After Citigroup (C) announced that it was making money in the first two months of the year, some other major financial institutions, like Bank of America (BAC), JP Morgan Chase (JPM) and HSBC Holdings, also broke out in a show of strength and rode the ensuing wave of optimism, reports David Gaffen for The Wall Street Journal. Bank shares are up more than 40% since last week.

Looking at the fundamentals, borrowing costs have dramatically declined with federal-fund rates being greatly cut down, which allow banks to borrow for basically nothing, and banks are able to receive funds from the Federal Reserve. Furthermore, banks are still able to lend at higher rates, and that is where their profits are coming.

Improvements are also coming through with normalized hedging strategies and wider bid-offer spreads because of a reduced number of companies facilitating trades. It is thought that that ongoing deterioration in loan quality and expectations of more write-downs will impede regular banking in the future.

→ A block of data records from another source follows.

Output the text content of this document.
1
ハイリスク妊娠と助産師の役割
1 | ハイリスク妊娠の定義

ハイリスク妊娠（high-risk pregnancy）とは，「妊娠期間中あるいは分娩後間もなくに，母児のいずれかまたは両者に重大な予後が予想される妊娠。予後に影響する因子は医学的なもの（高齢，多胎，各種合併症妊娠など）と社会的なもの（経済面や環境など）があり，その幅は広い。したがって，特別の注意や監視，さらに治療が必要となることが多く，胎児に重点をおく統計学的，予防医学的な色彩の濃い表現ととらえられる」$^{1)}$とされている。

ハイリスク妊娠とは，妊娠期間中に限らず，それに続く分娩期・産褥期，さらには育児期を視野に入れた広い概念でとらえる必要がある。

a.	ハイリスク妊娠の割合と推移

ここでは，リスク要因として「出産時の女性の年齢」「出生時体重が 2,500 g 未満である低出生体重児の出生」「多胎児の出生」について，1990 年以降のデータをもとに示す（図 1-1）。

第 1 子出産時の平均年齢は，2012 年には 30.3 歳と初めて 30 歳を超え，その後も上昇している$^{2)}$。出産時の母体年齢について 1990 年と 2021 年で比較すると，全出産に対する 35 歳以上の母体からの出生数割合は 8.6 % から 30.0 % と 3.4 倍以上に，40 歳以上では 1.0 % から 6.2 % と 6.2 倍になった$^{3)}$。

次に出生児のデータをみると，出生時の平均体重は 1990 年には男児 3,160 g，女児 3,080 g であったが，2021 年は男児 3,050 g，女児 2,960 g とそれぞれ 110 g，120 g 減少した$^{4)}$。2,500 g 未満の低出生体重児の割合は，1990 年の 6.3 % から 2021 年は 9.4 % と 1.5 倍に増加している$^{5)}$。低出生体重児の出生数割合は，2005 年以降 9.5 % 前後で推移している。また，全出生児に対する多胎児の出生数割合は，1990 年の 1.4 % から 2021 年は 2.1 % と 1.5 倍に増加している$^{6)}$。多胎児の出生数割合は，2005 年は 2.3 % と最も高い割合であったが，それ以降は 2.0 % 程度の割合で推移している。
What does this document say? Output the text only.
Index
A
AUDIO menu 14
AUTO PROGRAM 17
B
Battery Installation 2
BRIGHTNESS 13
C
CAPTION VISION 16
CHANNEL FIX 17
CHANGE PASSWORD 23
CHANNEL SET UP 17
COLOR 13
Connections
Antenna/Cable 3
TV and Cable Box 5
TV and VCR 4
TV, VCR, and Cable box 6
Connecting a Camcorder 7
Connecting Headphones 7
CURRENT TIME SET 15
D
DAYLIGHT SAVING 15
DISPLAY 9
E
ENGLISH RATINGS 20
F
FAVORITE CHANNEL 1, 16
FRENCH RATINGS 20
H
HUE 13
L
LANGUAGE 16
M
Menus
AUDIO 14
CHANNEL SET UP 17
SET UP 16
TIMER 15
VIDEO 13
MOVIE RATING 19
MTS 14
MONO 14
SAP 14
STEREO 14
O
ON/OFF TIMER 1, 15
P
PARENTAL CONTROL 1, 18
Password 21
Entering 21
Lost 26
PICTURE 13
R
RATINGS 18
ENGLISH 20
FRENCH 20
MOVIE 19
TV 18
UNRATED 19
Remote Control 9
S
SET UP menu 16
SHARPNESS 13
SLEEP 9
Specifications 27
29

Wells Fargo (WFC) and a growing list of other bankers are vexed by restrictions imposed by the TARP program, which has affected lending, foreclosures, pay, and job perks, writes Ari Levy for Bloomberg. Now, some just want return the money. Wells Fargo had to reduce dividends by 85% to 5 cents a share and it made a quarterly payment of $371.5 million for interest on the $25 billion TARP investment.

The government is now going forth with a “stress test” to see which of the 19 largest U.S. banks need more capital. It is believed that the test will protect the banking system and help see that the necessary capital is provided for a more sound financial system.